Сердце пропустило удар.

– Что-то с мамой? – Едва эти слова вырвались у меня, я почувствовала, что надеюсь на отрицательный ответ, то есть и эту развилку я благополучно миновала.

– Не в этом дело. Мама в полном порядке. Беда у подруги.

– У Беллы? – встрепенулась я.

– Да. Она тоже на попечении, как я была, вы же помните.

– Помню.

– С ней вот как получилась: ее опекуном была бабушка, но она умерла месяца четыре назад, и Белле некуда было деваться, она попала в систему.
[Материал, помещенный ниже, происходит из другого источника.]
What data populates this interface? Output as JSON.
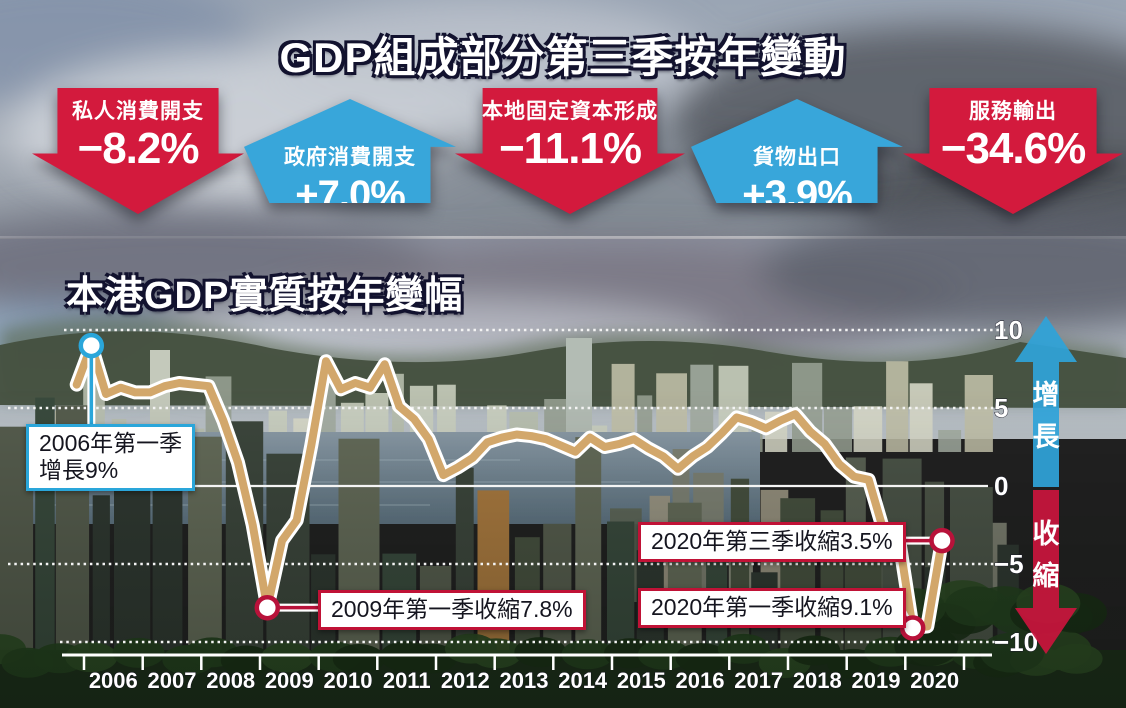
{
  "header": {
    "title": "GDP組成部分第三季按年變動"
  },
  "arrows": [
    {
      "label": "私人消費開支",
      "value": "−8.2%",
      "direction": "down",
      "color": "#d31a3d"
    },
    {
      "label": "政府消費開支",
      "value": "+7.0%",
      "direction": "up",
      "color": "#38a6da"
    },
    {
      "label": "本地固定資本形成",
      "value": "−11.1%",
      "direction": "down",
      "color": "#d31a3d"
    },
    {
      "label": "貨物出口",
      "value": "+3.9%",
      "direction": "up",
      "color": "#38a6da"
    },
    {
      "label": "服務輸出",
      "value": "−34.6%",
      "direction": "down",
      "color": "#d31a3d"
    }
  ],
  "chart": {
    "title": "本港GDP實質按年變幅",
    "up_label": "增長",
    "down_label": "收縮",
    "up_color": "#2fa3d8",
    "down_color": "#c8143c"
  },
  "callouts": [
    {
      "id": "c2006",
      "line1": "2006年第一季",
      "line2": "增長9%",
      "accent": "#2aa6da"
    },
    {
      "id": "c2009",
      "text": "2009年第一季收縮7.8%",
      "accent": "#c01236"
    },
    {
      "id": "c2020q3",
      "text": "2020年第三季收縮3.5%",
      "accent": "#c01236"
    },
    {
      "id": "c2020q1",
      "text": "2020年第一季收縮9.1%",
      "accent": "#c01236"
    }
  ],
  "chart_data": {
    "type": "line",
    "title": "本港GDP實質按年變幅",
    "unit": "% year-on-year (real GDP)",
    "frequency": "quarterly",
    "series_start": "2005-Q4",
    "x_years": [
      2006,
      2007,
      2008,
      2009,
      2010,
      2011,
      2012,
      2013,
      2014,
      2015,
      2016,
      2017,
      2018,
      2019,
      2020
    ],
    "values": [
      6.5,
      9.0,
      5.9,
      6.3,
      6.0,
      6.0,
      6.4,
      6.6,
      6.5,
      6.4,
      4.2,
      1.5,
      -2.5,
      -7.8,
      -3.5,
      -2.2,
      2.6,
      8.0,
      6.2,
      6.6,
      6.3,
      7.8,
      5.1,
      4.3,
      3.0,
      0.7,
      1.2,
      1.8,
      2.8,
      3.1,
      3.3,
      3.2,
      3.0,
      2.6,
      2.2,
      3.1,
      2.5,
      2.7,
      3.0,
      2.4,
      1.9,
      1.1,
      1.9,
      2.5,
      3.4,
      4.4,
      4.1,
      3.7,
      4.2,
      4.6,
      3.5,
      2.7,
      1.4,
      0.6,
      0.4,
      -2.8,
      -3.0,
      -9.1,
      -9.0,
      -3.5
    ],
    "yticks": [
      10,
      5,
      0,
      -5,
      -10
    ],
    "ylim": [
      -10.5,
      10.5
    ],
    "grid": "dotted horizontal, solid zero line",
    "legend": "none",
    "line_color": "#d2a76b",
    "line_casing": "#ffffff",
    "markers": [
      {
        "quarter": "2006-Q1",
        "value": 9.0,
        "index": 1,
        "ring": "#2aa6da",
        "label": "2006年第一季增長9%"
      },
      {
        "quarter": "2009-Q1",
        "value": -7.8,
        "index": 13,
        "ring": "#b8123a",
        "label": "2009年第一季收縮7.8%"
      },
      {
        "quarter": "2020-Q1",
        "value": -9.1,
        "index": 57,
        "ring": "#b8123a",
        "label": "2020年第一季收縮9.1%"
      },
      {
        "quarter": "2020-Q3",
        "value": -3.5,
        "index": 59,
        "ring": "#b8123a",
        "label": "2020年第三季收縮3.5%"
      }
    ]
  }
}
Ей до сих пор никак не найдут приемную семью.

– Это очень грустно, – пробормотала я. – Но что сейчас случилось? С ней все хорошо?

Элли притопнула кроссовкой.

– Физически да. То есть она здорова, если вы об этом. Но она поехала на разговор со своей мамой. С биологической матерью. Не стала меня слушать, сколько я ее ни отговаривала. Все эти годы она думала, что мама умерла, но увидела ее на бабушкиных похоронах, где-то в задних рядах. С тех пор Белла сама не своя. А мама ей даже слова не сказала.

– Кошмар какой!

– Понятное дело. И Белла решила пойти и спросить у нее, почему та ее бросила, совсем маленькой. Хочет наорать на нее или не знаю что. Она искала ее в «Фейсбуке» и в «Твиттере», прошлой ночью вычислила, где мать работает, и сейчас едет к ней, хочет устроить скандал.

– Только не это!

Элли кивнула:

– Я боюсь за нее. Она может пострадать. Нет, не физически, разумеется, но…

– Ты хочешь ее остановить?

Элли кивнула.

– Вы мне поможете? Я знаю, это не входит в ваши обязанности, но я не придумаю, как к ней подступиться, а вы умеете делать так, чтобы человеку стало лучше. Я подумала, может, вы сообразите, что ей сказать.

– Ох, Элли! – вздохнула я. Она пришла ко мне – сама так решила, – чтобы уберечь подругу от горя. От гордости за эту девочку заныло сердце. Поспешно встав, я схватила куртку. – Конечно, постараюсь помочь. Идем.